Читаем Синие берега полностью

"Все. Амба!" Он поморщился, как от нестерпимой боли. Он сознавал свою беспомощность, и беззащитность, и обреченность. "Все. Амба!"

В два прыжка оказался он в блиндаже, у телефонного аппарата. Повернул ручку, второй раз повернул, третий. Трубка молчала, даже треска, даже шороха не было в ней.

- На кой хрен мне телефон, если ни хрена в него не скажешь!.. надрывался он. - Связь!.. - скосил глаза на связиста Петреева. - Есть, спрашиваю, связь?..

Маленький, с бледным лицом, с худыми узкими плечами, тот выглядел в блеклом свете коптилки совсем растерянным.

- Только что была связь, товарищ сержант. - Губы его тряслись. - Вот секунду... вот сейчас...

- Какой к хрену - сейчас! Нет связи с капэ роты! Обрыв, что ли? Снарядом где перебило?..

- А-а, - голос Петреева виноватый, испуганный.

Он неловко опустился на землю и дрожащими руками торопливо навертывал развернувшуюся на ноге обмотку.

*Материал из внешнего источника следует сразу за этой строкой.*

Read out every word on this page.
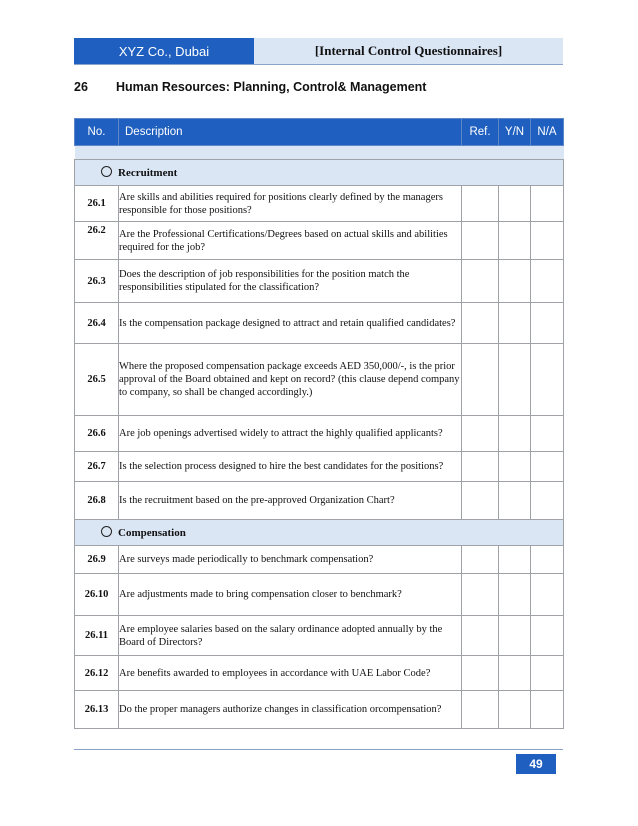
XYZ Co., Dubai	[Internal Control Questionnaires]
26	Human Resources: Planning, Control& Management
No.	Description	Ref.	Y/N	N/A

Recruitment				
26.1	Are skills and abilities required for positions clearly defined by the managers responsible for those positions?			
26.2	Are the Professional Certifications/Degrees based on actual skills and abilities required for the job?			
26.3	Does the description of job responsibilities for the position match the responsibilities stipulated for the classification?			
26.4	Is the compensation package designed to attract and retain qualified candidates?			
26.5	Where the proposed compensation package exceeds AED 350,000/-, is the prior approval of the Board obtained and kept on record? (this clause depend company to company, so shall be changed accordingly.)			
26.6	Are job openings advertised widely to attract the highly qualified applicants?			
26.7	Is the selection process designed to hire the best candidates for the positions?			
26.8	Is the recruitment based on the pre-approved Organization Chart?			
Compensation				
26.9	Are surveys made periodically to benchmark compensation?			
26.10	Are adjustments made to bring compensation closer to benchmark?			
26.11	Are employee salaries based on the salary ordinance adopted annually by the Board of Directors?			
26.12	Are benefits awarded to employees in accordance with UAE Labor Code?			
26.13	Do the proper managers authorize changes in classification orcompensation?			
49
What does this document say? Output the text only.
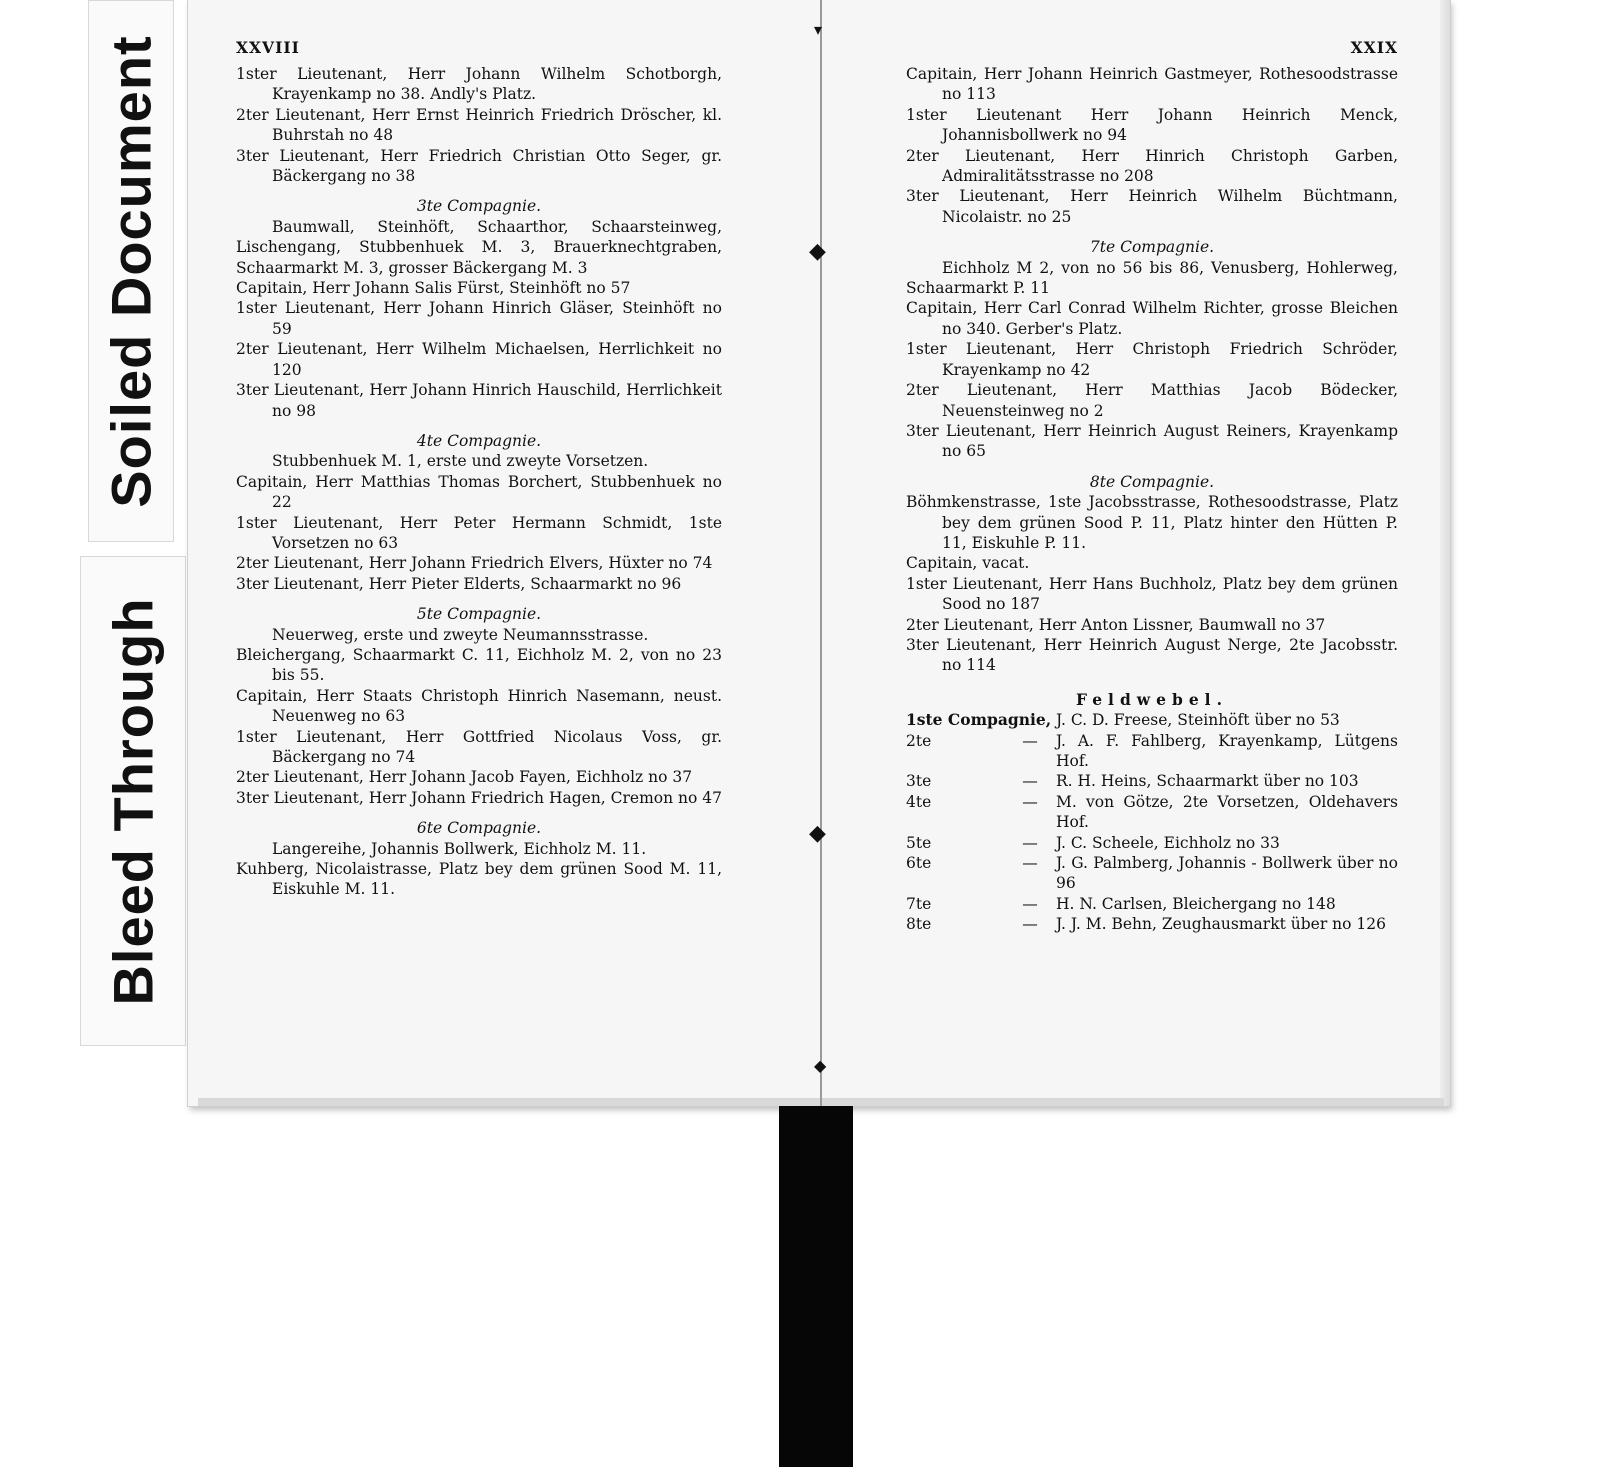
Soiled Document
Bleed Through
▾
◆
◆
◆
XXVIII
1ster Lieutenant, Herr Johann Wilhelm Schotborgh, Krayenkamp no 38. Andly's Platz.
2ter Lieutenant, Herr Ernst Heinrich Friedrich Dröscher, kl. Buhrstah no 48
3ter Lieutenant, Herr Friedrich Christian Otto Seger, gr. Bäckergang no 38
3te Compagnie.
Baumwall, Steinhöft, Schaarthor, Schaarsteinweg, Lischengang, Stubbenhuek M. 3, Brauerknechtgraben, Schaarmarkt M. 3, grosser Bäckergang M. 3
Capitain, Herr Johann Salis Fürst, Steinhöft no 57
1ster Lieutenant, Herr Johann Hinrich Gläser, Steinhöft no 59
2ter Lieutenant, Herr Wilhelm Michaelsen, Herrlichkeit no 120
3ter Lieutenant, Herr Johann Hinrich Hauschild, Herrlichkeit no 98
4te Compagnie.
Stubbenhuek M. 1, erste und zweyte Vorsetzen.
Capitain, Herr Matthias Thomas Borchert, Stubbenhuek no 22
1ster Lieutenant, Herr Peter Hermann Schmidt, 1ste Vorsetzen no 63
2ter Lieutenant, Herr Johann Friedrich Elvers, Hüxter no 74
3ter Lieutenant, Herr Pieter Elderts, Schaarmarkt no 96
5te Compagnie.
Neuerweg, erste und zweyte Neumannsstrasse.
Bleichergang, Schaarmarkt C. 11, Eichholz M. 2, von no 23 bis 55.
Capitain, Herr Staats Christoph Hinrich Nasemann, neust. Neuenweg no 63
1ster Lieutenant, Herr Gottfried Nicolaus Voss, gr. Bäckergang no 74
2ter Lieutenant, Herr Johann Jacob Fayen, Eichholz no 37
3ter Lieutenant, Herr Johann Friedrich Hagen, Cremon no 47
6te Compagnie.
Langereihe, Johannis Bollwerk, Eichholz M. 11.
Kuhberg, Nicolaistrasse, Platz bey dem grünen Sood M. 11, Eiskuhle M. 11.
XXIX
Capitain, Herr Johann Heinrich Gastmeyer, Rothesoodstrasse no 113
1ster Lieutenant Herr Johann Heinrich Menck, Johannisbollwerk no 94
2ter Lieutenant, Herr Hinrich Christoph Garben, Admiralitätsstrasse no 208
3ter Lieutenant, Herr Heinrich Wilhelm Büchtmann, Nicolaistr. no 25
7te Compagnie.
Eichholz M 2, von no 56 bis 86, Venusberg, Hohlerweg, Schaarmarkt P. 11
Capitain, Herr Carl Conrad Wilhelm Richter, grosse Bleichen no 340. Gerber's Platz.
1ster Lieutenant, Herr Christoph Friedrich Schröder, Krayenkamp no 42
2ter Lieutenant, Herr Matthias Jacob Bödecker, Neuensteinweg no 2
3ter Lieutenant, Herr Heinrich August Reiners, Krayenkamp no 65
8te Compagnie.
Böhmkenstrasse, 1ste Jacobsstrasse, Rothesoodstrasse, Platz bey dem grünen Sood P. 11, Platz hinter den Hütten P. 11, Eiskuhle P. 11.
Capitain, vacat.
1ster Lieutenant, Herr Hans Buchholz, Platz bey dem grünen Sood no 187
2ter Lieutenant, Herr Anton Lissner, Baumwall no 37
3ter Lieutenant, Herr Heinrich August Nerge, 2te Jacobsstr. no 114
Feldwebel.
1ste Compagnie, J. C. D. Freese, Steinhöft über no 53
2te	—	J. A. F. Fahlberg, Krayenkamp, Lütgens Hof.
3te	—	R. H. Heins, Schaarmarkt über no 103
4te	—	M. von Götze, 2te Vorsetzen, Oldehavers Hof.
5te	—	J. C. Scheele, Eichholz no 33
6te	—	J. G. Palmberg, Johannis - Bollwerk über no 96
7te	—	H. N. Carlsen, Bleichergang no 148
8te	—	J. J. M. Behn, Zeughausmarkt über no 126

- Чего расселся!.. На линию! - кричал Рябов, словно Петреев и в самом деле виноват, что снаряд где-то перебил провод.

Схватив моток провода, Петреев побежал.

Рябов непрестанно вертел ручку телефона. Молчание, молчание. "Носит его где, этого Петреева! Столько времени! До города добежать можно и вернуться!.." Но он знал, прошло чуть более трех минут. Снова с силой повернул ручку, что-то в трубке зашевелилось. "Ага, есть!.."

3

Андрей открыл глаза, он, кажется, успокоился, и первое, о чем подумалось: выстоит ли Рябов.

- Товарищ лейтенант, - выбежал из блиндажа Кирюшкин. Он шумно дышал. - Товарищ лейтенант... Рябов! Что ж это будет, товарищ лейтенант? бормотал оторопело. - Танки ж...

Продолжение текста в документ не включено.